Children's burial ground, Doire Iorrais, Co. Galway
Co. Galway |
Burial Grounds
On a north-facing hillslope in Doire Iorrais, County Galway, a small rectangular patch of ground sits under alder trees, roughly fifty metres south of a stream that marks the townland boundary.
It is known locally as An Chill Bheag, meaning the little church, or Reilig na bPáistí, the children's burial ground. No church stands here, and there is no formal enclosure on every side; only modern field walls define the southern and western edges, while a natural scarp forms the northern boundary and the rest is simply open. What marks it as a place of burial are the numerous small set stones still visible at the surface, indicating graves oriented east to west in the Christian tradition, with a particular concentration in the south-west corner. A single small wooden cross was also recorded there.
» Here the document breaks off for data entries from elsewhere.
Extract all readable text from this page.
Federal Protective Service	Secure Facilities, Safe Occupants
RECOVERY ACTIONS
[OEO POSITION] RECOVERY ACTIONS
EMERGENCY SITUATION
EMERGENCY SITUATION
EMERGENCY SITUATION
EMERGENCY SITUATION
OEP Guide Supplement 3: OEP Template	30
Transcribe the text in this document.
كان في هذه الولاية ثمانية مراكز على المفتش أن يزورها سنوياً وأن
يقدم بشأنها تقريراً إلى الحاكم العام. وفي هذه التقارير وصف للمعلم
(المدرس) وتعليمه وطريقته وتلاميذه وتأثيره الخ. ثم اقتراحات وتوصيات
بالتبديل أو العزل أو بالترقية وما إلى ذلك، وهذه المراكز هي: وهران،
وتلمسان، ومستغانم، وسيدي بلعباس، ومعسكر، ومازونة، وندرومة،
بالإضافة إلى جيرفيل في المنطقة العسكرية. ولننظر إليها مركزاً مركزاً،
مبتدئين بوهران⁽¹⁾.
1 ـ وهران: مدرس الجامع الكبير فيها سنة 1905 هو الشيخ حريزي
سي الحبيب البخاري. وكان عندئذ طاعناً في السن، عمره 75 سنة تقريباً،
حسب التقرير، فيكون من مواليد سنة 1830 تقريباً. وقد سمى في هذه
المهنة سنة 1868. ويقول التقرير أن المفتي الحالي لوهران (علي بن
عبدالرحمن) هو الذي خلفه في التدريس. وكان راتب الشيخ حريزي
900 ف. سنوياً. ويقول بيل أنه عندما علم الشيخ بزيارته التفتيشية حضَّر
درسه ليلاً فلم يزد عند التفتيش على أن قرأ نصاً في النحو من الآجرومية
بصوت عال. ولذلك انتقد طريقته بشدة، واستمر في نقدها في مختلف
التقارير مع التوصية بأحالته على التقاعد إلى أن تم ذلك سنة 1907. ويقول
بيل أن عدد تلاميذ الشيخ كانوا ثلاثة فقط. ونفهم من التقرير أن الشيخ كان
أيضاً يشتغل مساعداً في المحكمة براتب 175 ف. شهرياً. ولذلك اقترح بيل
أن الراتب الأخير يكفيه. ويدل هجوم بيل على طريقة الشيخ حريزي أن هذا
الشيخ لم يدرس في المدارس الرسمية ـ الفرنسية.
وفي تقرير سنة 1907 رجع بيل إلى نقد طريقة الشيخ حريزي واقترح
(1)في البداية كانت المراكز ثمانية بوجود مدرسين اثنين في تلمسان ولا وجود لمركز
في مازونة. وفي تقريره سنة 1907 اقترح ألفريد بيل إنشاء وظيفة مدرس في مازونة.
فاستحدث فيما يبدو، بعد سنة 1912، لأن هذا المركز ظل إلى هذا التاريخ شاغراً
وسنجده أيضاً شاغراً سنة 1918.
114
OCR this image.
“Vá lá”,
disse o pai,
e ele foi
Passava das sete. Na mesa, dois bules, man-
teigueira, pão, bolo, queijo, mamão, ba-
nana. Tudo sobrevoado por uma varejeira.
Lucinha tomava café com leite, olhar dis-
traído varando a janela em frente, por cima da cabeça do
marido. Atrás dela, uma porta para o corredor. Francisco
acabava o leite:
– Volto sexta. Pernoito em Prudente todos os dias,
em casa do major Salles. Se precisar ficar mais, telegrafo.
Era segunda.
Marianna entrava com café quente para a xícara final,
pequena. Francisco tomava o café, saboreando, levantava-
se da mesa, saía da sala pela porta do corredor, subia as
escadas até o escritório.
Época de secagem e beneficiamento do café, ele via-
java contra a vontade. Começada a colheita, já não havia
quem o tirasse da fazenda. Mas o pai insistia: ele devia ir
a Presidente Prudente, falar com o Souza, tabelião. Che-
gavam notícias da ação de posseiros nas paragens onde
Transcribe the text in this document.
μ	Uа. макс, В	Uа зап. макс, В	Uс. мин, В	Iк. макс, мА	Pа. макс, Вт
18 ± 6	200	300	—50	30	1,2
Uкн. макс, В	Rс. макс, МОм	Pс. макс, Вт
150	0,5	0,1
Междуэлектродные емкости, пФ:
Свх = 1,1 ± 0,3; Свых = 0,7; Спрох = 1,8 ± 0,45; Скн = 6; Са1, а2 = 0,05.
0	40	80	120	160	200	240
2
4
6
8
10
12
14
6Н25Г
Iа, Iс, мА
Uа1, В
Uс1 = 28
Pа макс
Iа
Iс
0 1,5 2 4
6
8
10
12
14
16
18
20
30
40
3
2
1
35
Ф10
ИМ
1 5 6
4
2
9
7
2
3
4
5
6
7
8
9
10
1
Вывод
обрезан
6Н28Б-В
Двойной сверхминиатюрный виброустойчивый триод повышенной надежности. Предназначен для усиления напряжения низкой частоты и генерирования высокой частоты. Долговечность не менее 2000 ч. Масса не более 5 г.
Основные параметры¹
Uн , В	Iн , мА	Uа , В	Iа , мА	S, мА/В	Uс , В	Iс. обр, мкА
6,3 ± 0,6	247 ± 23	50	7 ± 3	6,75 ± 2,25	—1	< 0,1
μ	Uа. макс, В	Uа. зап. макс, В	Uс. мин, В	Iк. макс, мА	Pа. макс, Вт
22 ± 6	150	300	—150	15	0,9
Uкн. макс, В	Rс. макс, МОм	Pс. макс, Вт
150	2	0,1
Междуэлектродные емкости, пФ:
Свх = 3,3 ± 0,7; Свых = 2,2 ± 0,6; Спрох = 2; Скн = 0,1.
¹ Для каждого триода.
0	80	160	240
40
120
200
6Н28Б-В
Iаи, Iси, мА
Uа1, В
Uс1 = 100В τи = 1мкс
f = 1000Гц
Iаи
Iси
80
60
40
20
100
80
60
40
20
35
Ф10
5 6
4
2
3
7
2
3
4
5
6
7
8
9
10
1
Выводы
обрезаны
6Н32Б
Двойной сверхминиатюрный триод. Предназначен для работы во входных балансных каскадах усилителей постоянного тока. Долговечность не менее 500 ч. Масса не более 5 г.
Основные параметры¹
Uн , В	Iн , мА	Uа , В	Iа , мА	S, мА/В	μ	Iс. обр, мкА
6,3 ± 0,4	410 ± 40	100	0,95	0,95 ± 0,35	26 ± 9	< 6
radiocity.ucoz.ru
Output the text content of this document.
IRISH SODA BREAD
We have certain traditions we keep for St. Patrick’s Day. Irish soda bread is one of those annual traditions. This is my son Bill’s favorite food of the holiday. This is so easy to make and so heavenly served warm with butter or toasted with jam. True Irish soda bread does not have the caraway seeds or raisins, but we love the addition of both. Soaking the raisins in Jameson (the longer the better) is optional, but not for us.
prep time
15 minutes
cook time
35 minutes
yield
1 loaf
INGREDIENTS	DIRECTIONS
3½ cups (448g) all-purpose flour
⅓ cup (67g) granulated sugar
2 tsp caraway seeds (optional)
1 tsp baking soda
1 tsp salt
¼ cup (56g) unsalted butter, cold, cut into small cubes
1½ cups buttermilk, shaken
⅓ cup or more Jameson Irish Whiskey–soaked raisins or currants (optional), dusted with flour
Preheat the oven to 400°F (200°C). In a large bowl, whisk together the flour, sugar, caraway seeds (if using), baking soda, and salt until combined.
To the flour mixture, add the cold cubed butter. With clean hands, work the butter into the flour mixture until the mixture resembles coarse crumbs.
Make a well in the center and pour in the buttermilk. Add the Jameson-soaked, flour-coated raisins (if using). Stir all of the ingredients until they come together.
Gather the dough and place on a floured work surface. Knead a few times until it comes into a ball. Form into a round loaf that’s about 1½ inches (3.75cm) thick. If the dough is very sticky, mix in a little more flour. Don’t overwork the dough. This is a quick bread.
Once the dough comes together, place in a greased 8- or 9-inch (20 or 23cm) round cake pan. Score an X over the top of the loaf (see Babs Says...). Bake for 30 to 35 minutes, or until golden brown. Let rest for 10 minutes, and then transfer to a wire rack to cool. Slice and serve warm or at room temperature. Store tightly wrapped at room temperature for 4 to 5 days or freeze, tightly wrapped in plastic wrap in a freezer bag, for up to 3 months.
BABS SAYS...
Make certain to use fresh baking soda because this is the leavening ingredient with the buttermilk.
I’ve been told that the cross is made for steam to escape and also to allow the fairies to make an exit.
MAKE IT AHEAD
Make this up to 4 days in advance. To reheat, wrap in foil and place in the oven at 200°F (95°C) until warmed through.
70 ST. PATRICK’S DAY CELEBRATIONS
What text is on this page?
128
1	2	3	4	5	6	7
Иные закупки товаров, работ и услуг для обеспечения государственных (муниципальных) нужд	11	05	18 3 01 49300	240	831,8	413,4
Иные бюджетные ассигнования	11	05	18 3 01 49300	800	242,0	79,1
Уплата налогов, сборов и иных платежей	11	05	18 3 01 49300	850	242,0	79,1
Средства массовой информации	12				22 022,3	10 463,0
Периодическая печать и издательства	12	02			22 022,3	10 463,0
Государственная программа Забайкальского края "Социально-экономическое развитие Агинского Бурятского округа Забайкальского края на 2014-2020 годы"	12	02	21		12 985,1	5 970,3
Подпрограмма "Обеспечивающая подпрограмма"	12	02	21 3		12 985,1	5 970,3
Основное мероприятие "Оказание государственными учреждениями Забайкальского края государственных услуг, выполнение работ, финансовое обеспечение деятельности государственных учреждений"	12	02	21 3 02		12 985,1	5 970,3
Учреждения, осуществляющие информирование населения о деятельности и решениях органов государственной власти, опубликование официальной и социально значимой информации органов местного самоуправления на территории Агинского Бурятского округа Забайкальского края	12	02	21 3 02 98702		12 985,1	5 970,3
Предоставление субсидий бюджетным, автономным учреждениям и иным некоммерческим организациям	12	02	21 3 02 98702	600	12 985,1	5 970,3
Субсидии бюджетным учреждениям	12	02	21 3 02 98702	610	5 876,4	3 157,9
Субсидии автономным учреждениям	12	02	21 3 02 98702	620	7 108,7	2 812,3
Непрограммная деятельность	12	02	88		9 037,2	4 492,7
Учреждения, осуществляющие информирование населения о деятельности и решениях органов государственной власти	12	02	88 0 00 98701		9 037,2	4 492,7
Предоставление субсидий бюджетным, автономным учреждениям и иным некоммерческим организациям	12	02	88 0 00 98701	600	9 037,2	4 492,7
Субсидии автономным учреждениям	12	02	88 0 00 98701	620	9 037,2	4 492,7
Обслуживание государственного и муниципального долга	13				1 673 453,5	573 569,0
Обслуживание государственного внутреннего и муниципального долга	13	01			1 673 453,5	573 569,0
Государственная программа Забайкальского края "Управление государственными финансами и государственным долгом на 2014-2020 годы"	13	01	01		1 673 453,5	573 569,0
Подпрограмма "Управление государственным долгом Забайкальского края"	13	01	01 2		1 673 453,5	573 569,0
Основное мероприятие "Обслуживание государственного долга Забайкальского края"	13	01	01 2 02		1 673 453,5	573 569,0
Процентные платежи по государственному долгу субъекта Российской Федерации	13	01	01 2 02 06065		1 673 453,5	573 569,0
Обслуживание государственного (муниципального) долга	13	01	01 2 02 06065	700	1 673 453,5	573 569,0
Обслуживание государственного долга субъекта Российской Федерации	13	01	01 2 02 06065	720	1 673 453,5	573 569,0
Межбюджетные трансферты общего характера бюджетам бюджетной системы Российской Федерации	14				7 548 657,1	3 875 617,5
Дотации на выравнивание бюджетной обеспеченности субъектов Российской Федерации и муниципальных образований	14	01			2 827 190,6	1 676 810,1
Sites like this are found throughout Ireland and are known variously as cillíní, children's burial grounds, or suicides' graves. They occupy a quietly particular place in Irish social and religious history. For much of the post-medieval period, Catholic ecclesiastical custom did not permit the burial in consecrated ground of unbaptised infants, and so families brought their dead children to marginal places, often ancient or liminal in character, perceived to exist outside the boundaries of formal parish life. The edges of townlands, the banks of streams, and old ruined enclosures were common choices. The dimensions recorded here, seventeen metres long and eleven and a half metres wide, suggest a site that served its community over a considerable period, and the density of stones around the south-western end points to sustained, if quiet, use. Tim Robinson, whose fieldwork informed the 1985 record, documented the site as part of his meticulous mapping of Connemara, work that brought a great deal of local knowledge into written form for the first time.